The Courtyard was granted permission by Falkirk Council to set up tables and chairs in Baxter’s Wynd so it could accommodate more customers when Covid restrictions eased.
However, concerns have since been raised over the impact the tented zone is having on disabled drivers who use the road to access the town centre.
A member of the public said: “The tent is in the middle of the road, leading to single file traffic.
“I struggled to get a space which is a lifeline for disabled drivers to access Falkirk High Street.
“This obstruction, in my opinion, is dangerous. It beggars belief that this has been passed.”
The Courtyard stayed shut when bars were initially allowed to resume business outdoors last year.
Manager Melissa Tocher insists the decision to provide an outdoor service stemmed from necessity.
Help then arrived in the shape of the local authority and Falkirk Delivers, the town’s Business Improvement District (BID).
Melissa said: “We never intended to cause anybody grief.
“Our intention was purely to get the business back up and running again. Having that area at the front gave us that opportunity to open.
“At the point of the second lockdown, we couldn’t reopen. The second lockdown felt like we were taking 25 steps back and almost like we were having to start again.
“I thought, ‘My income is dependent on it and I have family who work with me – we need to do something so we have the best chance’.
“I had my wee girl in the first lockdown. I had to make sure the business had the best chance I could give it because she didn’t ask to be born in this.

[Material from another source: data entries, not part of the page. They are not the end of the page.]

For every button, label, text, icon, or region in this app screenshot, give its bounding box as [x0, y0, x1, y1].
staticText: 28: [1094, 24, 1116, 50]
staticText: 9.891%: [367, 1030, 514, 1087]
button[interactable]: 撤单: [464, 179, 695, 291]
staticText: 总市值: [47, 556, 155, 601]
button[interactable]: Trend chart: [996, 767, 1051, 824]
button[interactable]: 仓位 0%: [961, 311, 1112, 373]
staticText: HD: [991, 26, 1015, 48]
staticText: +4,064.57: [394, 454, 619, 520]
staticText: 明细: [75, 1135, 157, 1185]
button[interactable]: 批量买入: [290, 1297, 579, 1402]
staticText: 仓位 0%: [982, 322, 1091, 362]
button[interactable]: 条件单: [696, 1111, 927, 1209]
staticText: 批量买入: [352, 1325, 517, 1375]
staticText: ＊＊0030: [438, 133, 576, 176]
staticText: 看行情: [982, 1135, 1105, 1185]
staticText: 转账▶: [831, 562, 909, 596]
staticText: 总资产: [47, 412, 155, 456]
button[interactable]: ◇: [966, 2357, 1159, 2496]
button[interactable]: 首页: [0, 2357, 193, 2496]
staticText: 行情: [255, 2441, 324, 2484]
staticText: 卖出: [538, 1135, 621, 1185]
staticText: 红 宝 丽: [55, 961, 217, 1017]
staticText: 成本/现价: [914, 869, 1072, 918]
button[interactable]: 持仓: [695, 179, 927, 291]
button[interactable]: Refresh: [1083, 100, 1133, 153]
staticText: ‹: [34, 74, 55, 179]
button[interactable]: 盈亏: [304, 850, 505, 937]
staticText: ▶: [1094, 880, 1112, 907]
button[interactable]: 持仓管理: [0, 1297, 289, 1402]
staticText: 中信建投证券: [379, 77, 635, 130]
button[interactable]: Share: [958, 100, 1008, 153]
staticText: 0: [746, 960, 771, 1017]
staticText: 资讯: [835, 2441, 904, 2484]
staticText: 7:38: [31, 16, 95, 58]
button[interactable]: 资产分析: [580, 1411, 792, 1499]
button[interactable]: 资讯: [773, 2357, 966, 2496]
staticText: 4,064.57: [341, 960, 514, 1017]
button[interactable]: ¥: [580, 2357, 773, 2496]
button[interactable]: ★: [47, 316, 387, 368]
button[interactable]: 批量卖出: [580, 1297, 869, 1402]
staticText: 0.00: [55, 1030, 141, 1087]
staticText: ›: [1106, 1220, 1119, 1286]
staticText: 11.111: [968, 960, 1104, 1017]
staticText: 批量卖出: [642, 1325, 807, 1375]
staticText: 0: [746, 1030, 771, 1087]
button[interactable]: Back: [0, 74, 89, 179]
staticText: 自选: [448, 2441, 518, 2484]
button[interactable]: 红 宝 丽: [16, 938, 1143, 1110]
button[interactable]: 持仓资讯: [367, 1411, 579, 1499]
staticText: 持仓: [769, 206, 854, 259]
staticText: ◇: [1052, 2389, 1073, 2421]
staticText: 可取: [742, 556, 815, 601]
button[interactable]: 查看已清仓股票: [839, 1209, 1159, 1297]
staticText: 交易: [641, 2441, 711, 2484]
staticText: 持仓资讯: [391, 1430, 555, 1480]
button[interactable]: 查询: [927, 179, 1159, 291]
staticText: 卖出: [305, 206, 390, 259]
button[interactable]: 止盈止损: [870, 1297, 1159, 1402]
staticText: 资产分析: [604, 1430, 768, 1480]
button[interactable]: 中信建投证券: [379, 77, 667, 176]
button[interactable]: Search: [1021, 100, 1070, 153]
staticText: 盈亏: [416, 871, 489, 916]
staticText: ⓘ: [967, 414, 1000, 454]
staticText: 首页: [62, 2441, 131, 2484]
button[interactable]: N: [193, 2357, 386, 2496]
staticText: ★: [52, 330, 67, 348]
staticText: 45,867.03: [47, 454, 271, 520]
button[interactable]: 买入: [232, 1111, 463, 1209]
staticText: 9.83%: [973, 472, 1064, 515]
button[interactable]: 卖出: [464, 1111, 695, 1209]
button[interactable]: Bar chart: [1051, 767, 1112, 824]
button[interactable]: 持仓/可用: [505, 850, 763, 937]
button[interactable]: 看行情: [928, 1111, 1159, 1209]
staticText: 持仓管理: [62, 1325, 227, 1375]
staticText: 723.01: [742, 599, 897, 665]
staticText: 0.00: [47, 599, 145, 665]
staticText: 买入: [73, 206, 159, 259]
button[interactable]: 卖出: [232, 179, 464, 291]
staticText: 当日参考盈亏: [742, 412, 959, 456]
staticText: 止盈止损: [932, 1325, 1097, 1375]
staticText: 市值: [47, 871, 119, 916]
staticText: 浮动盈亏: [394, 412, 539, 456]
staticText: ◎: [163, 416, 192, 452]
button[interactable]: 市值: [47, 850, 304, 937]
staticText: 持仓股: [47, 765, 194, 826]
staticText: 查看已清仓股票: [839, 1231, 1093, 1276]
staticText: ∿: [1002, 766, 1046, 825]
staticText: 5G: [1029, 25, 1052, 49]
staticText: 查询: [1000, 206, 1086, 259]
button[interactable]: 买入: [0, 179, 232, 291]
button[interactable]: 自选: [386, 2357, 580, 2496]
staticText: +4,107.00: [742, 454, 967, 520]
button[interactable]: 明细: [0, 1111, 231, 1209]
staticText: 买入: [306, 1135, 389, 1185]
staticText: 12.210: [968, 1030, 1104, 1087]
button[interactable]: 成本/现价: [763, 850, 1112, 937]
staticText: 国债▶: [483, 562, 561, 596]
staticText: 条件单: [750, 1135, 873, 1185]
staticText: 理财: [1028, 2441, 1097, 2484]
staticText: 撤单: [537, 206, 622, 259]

“We approached the council and the BID who were, and are, really supportive of us. They’ve helped us to obtain the area at the front of the pub.
“The council came out and checked the site and we had environmental health out.
“The gazebo was provided to us through the BID. It’s not a permanent structure, it’s a temporary fix.
“When we opened, the weather turned absolutely horrendous. Our customers were still coming out because they wanted to support us.”
Business grants secured through the government’s coronavirus resilience fund, along with backing from the council’s roads department, were crucial for The Courtyard.
Melissa added: “We went through the proper routes.
“We’re ultimately trying to keep a business going.”
A council spokesman said: “Throughout Covid-19, different agencies have come together to try and support economic activity throughout our town centres.
“A number of premises across the Falkirk area applied successfully for the occasional licenses to sell and consume alcohol in designated areas.
“The use of the carriageway is subject to the roads authority granting permission. This was granted and a risk assessment carried out.
“It was considered acceptable to remove the disabled parking here temporarily to facilitate this site due to the number of alternatives.
“The licensing board has taken a pragmatic approach to continue to help support local businesses and will continue to do so.”